Alexie's Flight follows the odd time-shifting trials of Zits, a fifteen-year-old half-American-Indian boy who has been shunted from foster home to foster home since he was six, and who grapples with severe self-doubt and self-hatred as well as thoughts of violence. He already describes himself as a drunk though he is barely in high school, and has nor friends and no place in the world that he can see. Flight sees him inhabiting the bodies of various other people in different periods of history who grapple with issue similar -- though more explicitly rendered -- to his own as he searches for understanding and identity. Moore's short story "How to Become a Writer" involves a different search for identity; the narrator addresses the reader in the second person describing how "you" would become a writer -- presumably if you followed a path that matched the narrator's and likely the author's.
Both of these characters in these stories -- Zits and "you," that is -- share biographical details with their authors, and yet despite this intimacy (or likely because of it) there is also a conscious creation of distance and detachment in the language of the texts. In the third chapter of Flight, Zits describes who is perhaps "the only real friend of [his] life" as a "pretty white boy" who "doesn't even like or respect Jesus -- or Allah or Buddha or LeBron James or any other God" (Alexie 24). In what is otherwise a very poignant passage, where Zits is explaining is near-instant love for this boy he meets in jail, the mention of LeBron James in the company of various prophets/deities is a not-so-subtle cynical undercut of what could be an intensely emotional scene. It is not further referenced, and this type of occurrence doesn't appear again in this passage, but there is a sense of slight self-mocking throughout due to remarks like these.
The self-mocking is anything but slight in Moore's "How to Become a Writer." The speaker opens by telling you to try to be something else, and to fail at it quickly: "Early critical disillusionment is necessary so that at fifteen you can write long haiku sequences about thwarted desire" (Moore, par. 1). Despite the possible (and probable) veracity of this sentence, there is an obvious tongue-in-cheek quality within the sentence. The speaker is mocking herself -- or you, technically -- for wanting to be a writer in the first place, because it just means being a failure at something else. This is not the same kind of deep seated self-hatred that Zit experiences in Flight; there is far more conscious irony and developed cynicism than a believable fifteen-year-old could embody, but there is still an obvious self-disdain that becomes almost explicit here, as if the arch-ness of the expression were a substitute for true emotional content.

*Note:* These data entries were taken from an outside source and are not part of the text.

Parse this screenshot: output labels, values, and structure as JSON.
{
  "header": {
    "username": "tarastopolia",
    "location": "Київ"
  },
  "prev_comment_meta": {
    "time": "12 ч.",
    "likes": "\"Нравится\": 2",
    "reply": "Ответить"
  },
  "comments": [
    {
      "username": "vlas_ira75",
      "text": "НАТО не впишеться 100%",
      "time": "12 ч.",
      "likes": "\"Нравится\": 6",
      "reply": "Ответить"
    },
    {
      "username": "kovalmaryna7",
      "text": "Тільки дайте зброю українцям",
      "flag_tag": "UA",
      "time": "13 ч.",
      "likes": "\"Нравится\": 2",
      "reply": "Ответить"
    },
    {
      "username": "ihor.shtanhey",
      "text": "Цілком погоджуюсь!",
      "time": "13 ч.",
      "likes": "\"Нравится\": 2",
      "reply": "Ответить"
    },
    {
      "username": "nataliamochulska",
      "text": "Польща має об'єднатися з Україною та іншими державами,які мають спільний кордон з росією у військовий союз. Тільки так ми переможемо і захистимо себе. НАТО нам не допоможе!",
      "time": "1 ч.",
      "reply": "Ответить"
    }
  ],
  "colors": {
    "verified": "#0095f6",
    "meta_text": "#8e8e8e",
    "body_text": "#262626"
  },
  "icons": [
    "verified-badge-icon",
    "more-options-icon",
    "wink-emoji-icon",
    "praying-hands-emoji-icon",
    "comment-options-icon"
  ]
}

That is, in fact, exactly what Moore manages to accomplish with this tone, just as Alexie's more subtle yet equally sarcastic interjections reveal the true depth of the sincerity with which Zits is speaking to the reader. In Flight, the end result is a defensive but deeply hurting adolescent; the fact that he employs flippancy in the limited fashion he does is actually a testament to the level of his emotion, as the average fifteen-year-old -- even Holden Caulfield, for the most part -- would never be able to admit to even the depth of emotion that is portrayed in the cited passage.